-3

I attempted to use DBSCAN (from scikit-learn) to cluster text documents. I use TF-IDF (TfidfVectorizer in sklearn) to create the feature of each document.

However, I have not found a way to obtain (print) the documents that are clustered by DBSCAN.

The DBSCAN in sklearn, provides an attribute called 'labels_' which allows us to get the cluster group labels (e.g. 1, 2, 3, -1 for noise). But, I want to get the documents that are clustered by DBSCAN, instead of the cluster group labels.

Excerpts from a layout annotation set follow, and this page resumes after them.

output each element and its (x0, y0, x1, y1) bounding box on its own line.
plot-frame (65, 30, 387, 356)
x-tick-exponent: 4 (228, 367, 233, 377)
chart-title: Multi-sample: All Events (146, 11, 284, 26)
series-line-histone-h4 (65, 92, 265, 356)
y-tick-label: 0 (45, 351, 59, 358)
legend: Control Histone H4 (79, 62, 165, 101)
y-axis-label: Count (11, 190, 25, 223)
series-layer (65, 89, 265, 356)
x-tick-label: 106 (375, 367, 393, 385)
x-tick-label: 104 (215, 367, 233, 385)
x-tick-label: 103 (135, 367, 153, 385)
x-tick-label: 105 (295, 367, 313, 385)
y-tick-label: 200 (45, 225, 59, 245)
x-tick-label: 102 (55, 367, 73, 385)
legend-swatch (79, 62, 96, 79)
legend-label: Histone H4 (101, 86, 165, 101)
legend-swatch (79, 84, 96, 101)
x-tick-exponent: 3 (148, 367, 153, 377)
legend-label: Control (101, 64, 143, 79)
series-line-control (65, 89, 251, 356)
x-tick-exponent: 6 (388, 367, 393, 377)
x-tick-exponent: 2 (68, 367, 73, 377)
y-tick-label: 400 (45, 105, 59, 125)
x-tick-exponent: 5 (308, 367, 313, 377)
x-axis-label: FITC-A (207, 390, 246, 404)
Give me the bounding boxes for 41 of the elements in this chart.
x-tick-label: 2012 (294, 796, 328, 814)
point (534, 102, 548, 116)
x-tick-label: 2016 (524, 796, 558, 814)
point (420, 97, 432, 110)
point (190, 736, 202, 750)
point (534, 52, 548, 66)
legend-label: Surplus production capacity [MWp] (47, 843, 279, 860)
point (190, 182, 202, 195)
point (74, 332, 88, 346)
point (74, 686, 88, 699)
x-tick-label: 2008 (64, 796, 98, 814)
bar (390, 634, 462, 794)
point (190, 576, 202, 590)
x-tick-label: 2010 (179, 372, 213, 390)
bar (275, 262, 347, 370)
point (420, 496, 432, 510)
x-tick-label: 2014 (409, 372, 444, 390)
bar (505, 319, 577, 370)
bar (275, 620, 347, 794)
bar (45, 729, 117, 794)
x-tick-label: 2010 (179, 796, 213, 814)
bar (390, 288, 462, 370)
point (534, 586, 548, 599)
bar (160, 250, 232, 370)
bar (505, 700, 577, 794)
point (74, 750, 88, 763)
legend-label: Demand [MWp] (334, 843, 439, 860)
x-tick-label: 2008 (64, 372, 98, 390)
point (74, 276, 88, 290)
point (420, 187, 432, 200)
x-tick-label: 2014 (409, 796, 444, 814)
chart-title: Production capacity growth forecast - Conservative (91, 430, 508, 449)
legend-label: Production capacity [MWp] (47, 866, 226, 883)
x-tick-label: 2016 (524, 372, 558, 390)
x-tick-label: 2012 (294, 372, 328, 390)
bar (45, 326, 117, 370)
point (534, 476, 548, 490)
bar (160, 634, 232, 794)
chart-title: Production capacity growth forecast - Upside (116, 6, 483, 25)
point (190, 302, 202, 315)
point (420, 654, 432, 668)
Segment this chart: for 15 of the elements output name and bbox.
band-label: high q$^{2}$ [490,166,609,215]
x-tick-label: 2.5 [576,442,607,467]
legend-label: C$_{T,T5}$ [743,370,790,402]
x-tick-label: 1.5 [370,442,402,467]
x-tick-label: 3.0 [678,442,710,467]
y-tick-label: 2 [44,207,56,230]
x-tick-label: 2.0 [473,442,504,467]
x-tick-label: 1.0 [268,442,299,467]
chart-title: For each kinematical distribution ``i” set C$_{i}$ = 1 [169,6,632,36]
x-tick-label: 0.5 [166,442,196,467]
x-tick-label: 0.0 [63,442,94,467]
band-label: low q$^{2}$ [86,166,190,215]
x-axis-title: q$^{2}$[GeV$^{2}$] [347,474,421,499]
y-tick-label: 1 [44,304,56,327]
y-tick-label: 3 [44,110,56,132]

To emphasize, I want to know what documents that belong to each cluster. Could you please suggest ways to do this?

Thank you very much!

Glorian
  • 127
  • 1
  • 1
  • 10
  • 1
    please provide a small reproducible sample data set and your desired data set – MaxU - stand with Ukraine Jun 12 '18 at 18:57
  • Doesn't `TfidfVectorizer` create a dictionary from the text documents? – rickhg12hs Jun 12 '18 at 21:00
  • The text values within the documents are not clustered. The documents are clustered. The documents are represented by a vector (which contains multiple tf-idf values of the words present in vocabulary). Those vectors are clustered. But the vectors are made from TfidfVectorizer, not DBSCAN. So please clarify what do you want to do. Do you want to see which documents belong to which cluster? Or do you want to see the vocabulary? Or do you want to see the most representative words of a single cluster? – Vivek Kumar Jun 13 '18 at 06:55
  • Hi everyone! thanks for your comments. I have updated the question description. Regarding to the example, I will try to work on it and update the description again. Nevertheless, I hope that the updated question description is already enough to clarify my question. – Glorian Jun 13 '18 at 08:15
  • For that you use the `labels_`. Its in the same order as your original docs. So if `labels = [1, -1, 1, 2, 3, 2]`, this means that the first document from your data belongs to the cluster1, second document is noisy, third document again belongs to cluster1, and so on – Vivek Kumar Jun 13 '18 at 09:06
  • @VivekKumar: Thanks! that's what I am looking for. If you made your comment as the answer to this question, I would make it as the accepted answer :) – Glorian Jun 13 '18 at 11:39

1 Answers1

0

Use the labels to select documents.

X[labels_ == 1,:]

Should be all documents in cluster 1.

Has QUIT--Anony-Mousse
  • 76,138
  • 12
  • 138
  • 194